Libye : Le nouveau Premier ministre par intérim a prêté serment

Le Premier ministre Abdul Hamid Dbeibah, désigné lors des pourparlers parrainés par l’ONU en février aux côtés d’un conseil de présidence intérimaire de trois membres, a prêté serment lundi 15 mars 20201 , devant la Chambre des représentants de la ville de Tobrouk, dans l’est du pays.
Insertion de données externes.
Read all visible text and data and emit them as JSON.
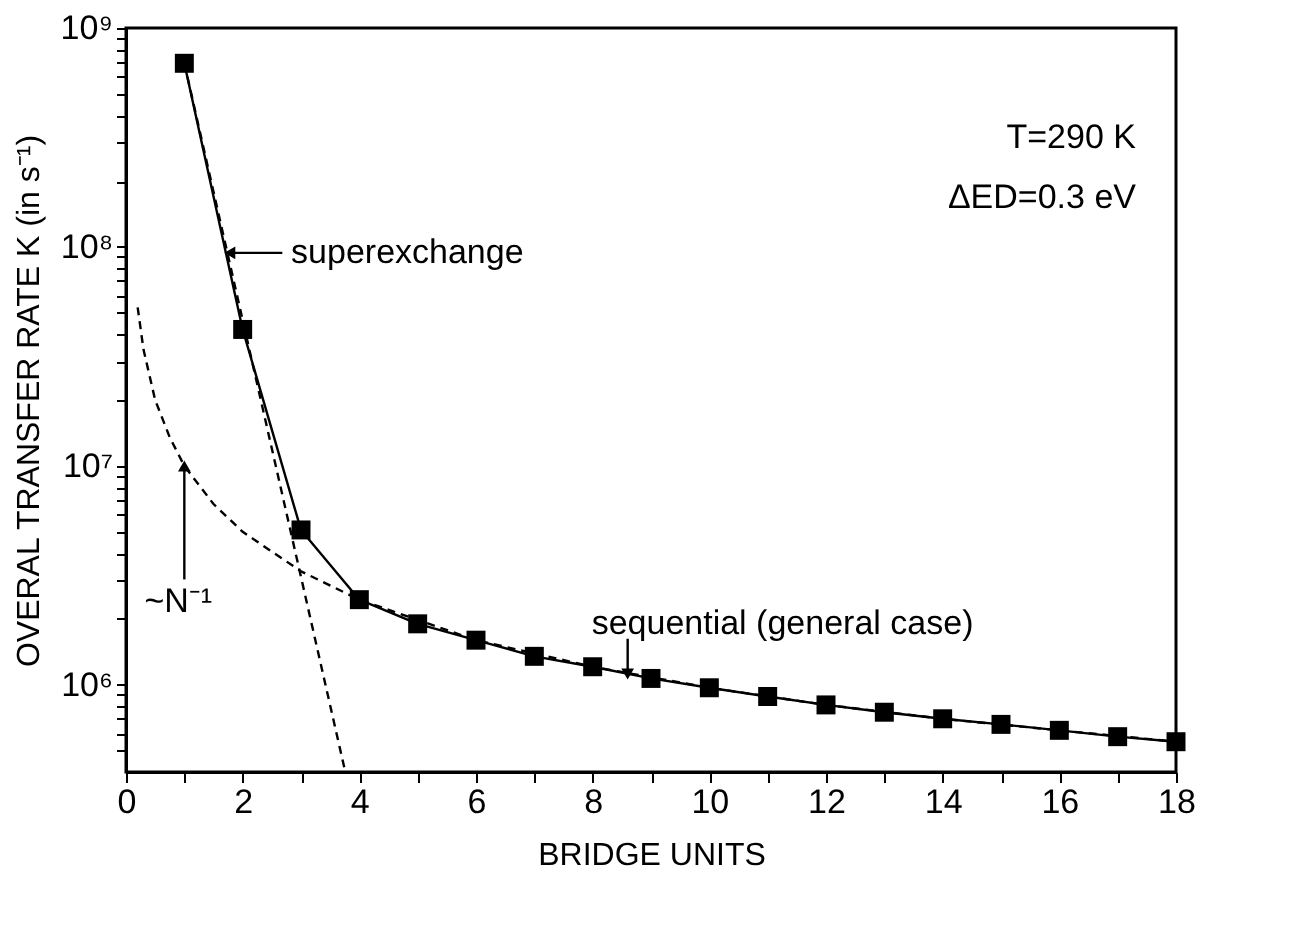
{
  "chart_data": {
    "type": "line",
    "xlabel": "BRIDGE UNITS",
    "ylabel": "OVERAL TRANSFER RATE K (in s⁻¹)",
    "xlim": [
      0,
      18
    ],
    "ylim": [
      400000,
      1000000000
    ],
    "log": true,
    "grid": false,
    "xticks": [
      0,
      {
        "value": 1,
        "label": null
      },
      2,
      {
        "value": 3,
        "label": null
      },
      4,
      {
        "value": 5,
        "label": null
      },
      6,
      {
        "value": 7,
        "label": null
      },
      8,
      {
        "value": 9,
        "label": null
      },
      10,
      {
        "value": 11,
        "label": null
      },
      12,
      {
        "value": 13,
        "label": null
      },
      14,
      {
        "value": 15,
        "label": null
      },
      16,
      {
        "value": 17,
        "label": null
      },
      18
    ],
    "yticks": [
      {
        "value": 500000,
        "label": null
      },
      {
        "value": 600000,
        "label": null
      },
      {
        "value": 700000,
        "label": null
      },
      {
        "value": 800000,
        "label": null
      },
      {
        "value": 900000,
        "label": null
      },
      {
        "value": 1000000,
        "label": "10⁶"
      },
      {
        "value": 2000000,
        "label": null
      },
      {
        "value": 3000000,
        "label": null
      },
      {
        "value": 4000000,
        "label": null
      },
      {
        "value": 5000000,
        "label": null
      },
      {
        "value": 6000000,
        "label": null
      },
      {
        "value": 7000000,
        "label": null
      },
      {
        "value": 8000000,
        "label": null
      },
      {
        "value": 9000000,
        "label": null
      },
      {
        "value": 10000000,
        "label": "10⁷"
      },
      {
        "value": 20000000,
        "label": null
      },
      {
        "value": 30000000,
        "label": null
      },
      {
        "value": 40000000,
        "label": null
      },
      {
        "value": 50000000,
        "label": null
      },
      {
        "value": 60000000,
        "label": null
      },
      {
        "value": 70000000,
        "label": null
      },
      {
        "value": 80000000,
        "label": null
      },
      {
        "value": 90000000,
        "label": null
      },
      {
        "value": 100000000,
        "label": "10⁸"
      },
      {
        "value": 200000000,
        "label": null
      },
      {
        "value": 300000000,
        "label": null
      },
      {
        "value": 400000000,
        "label": null
      },
      {
        "value": 500000000,
        "label": null
      },
      {
        "value": 600000000,
        "label": null
      },
      {
        "value": 700000000,
        "label": null
      },
      {
        "value": 800000000,
        "label": null
      },
      {
        "value": 900000000,
        "label": null
      },
      {
        "value": 1000000000,
        "label": "10⁹"
      }
    ],
    "series": [
      {
        "color": "#000000",
        "marker": "square",
        "line_style": "solid",
        "x": [
          1,
          2,
          3,
          4,
          5,
          6,
          7,
          8,
          9,
          10,
          11,
          12,
          13,
          14,
          15,
          16,
          17,
          18
        ],
        "values": [
          690000000,
          42000000,
          5100000,
          2450000,
          1900000,
          1600000,
          1350000,
          1210000,
          1070000,
          970000,
          885000,
          810000,
          750000,
          700000,
          660000,
          620000,
          580000,
          550000
        ]
      },
      {
        "color": "#000000",
        "marker": "none",
        "line_style": "dashed",
        "x": [
          1,
          3.75
        ],
        "values": [
          690000000,
          410000
        ]
      },
      {
        "color": "#000000",
        "marker": "none",
        "line_style": "dashed",
        "x": [
          0.2,
          0.3,
          0.5,
          0.75,
          1,
          1.5,
          2,
          3,
          4,
          6,
          8,
          10,
          12,
          14,
          16,
          18
        ],
        "values": [
          53000000,
          34000000,
          20000000,
          13500000,
          10000000,
          6700000,
          5000000,
          3300000,
          2450000,
          1600000,
          1210000,
          970000,
          810000,
          700000,
          620000,
          550000
        ]
      }
    ],
    "annotations": [
      {
        "text": "superexchange",
        "x": 1.78,
        "y": 94000000
      },
      {
        "text": "~N⁻¹",
        "x": 1,
        "y": 10000000
      },
      {
        "text": "sequential (general case)",
        "x": 8.6,
        "y": 1120000
      },
      "T=290 K",
      "ΔED=0.3 eV"
    ]
  }
}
Le Premier ministre libyen Abdelhamid Dbeibah, qui doit gérer la transition jusqu’aux élections prévues en décembre, a prêté serment

La prestation de serment de Dbeibah intervient après que le Parlement a approuvé la semaine dernière son cabinet selon le site lecourrier.vn , dans une mesure saluée par les principaux dirigeants et les puissances étrangères comme «historique» . Le gouvernement de Abdul Hamid Dbeibah 61 ans , comprend deux vice-premiers ministres, 26 ministres et six ministres d’État, avec cinq postes, dont les principaux portefeuilles des affaires étrangères et de la justice, remis aux femmes, une première en Libye. «Ce sera le gouvernement de tous les Libyens», a déclaré Dbeibah après le vote. «La Libye est une et unie.» S’exprimant depuis Tripoli, Malik Traina journaliste à Al Jazeera, a décrit la cérémonie de prestation de serment comme une «percée». «L’ensemble du cabinet du nouveau gouvernement intérimaire de la Libye est arrivé à la cérémonie à Tobrouk. «Il s’agit d’une percée, en particulier pour la mission de soutien de l’ONU qui tente depuis plusieurs années de rapprocher les parties belligérantes de la Libye», a déclaré Traina.«Les Libyens veulent également voir ces institutions étatiques unifiées afin de mieux servir les citoyens.», a-t-il déclaré.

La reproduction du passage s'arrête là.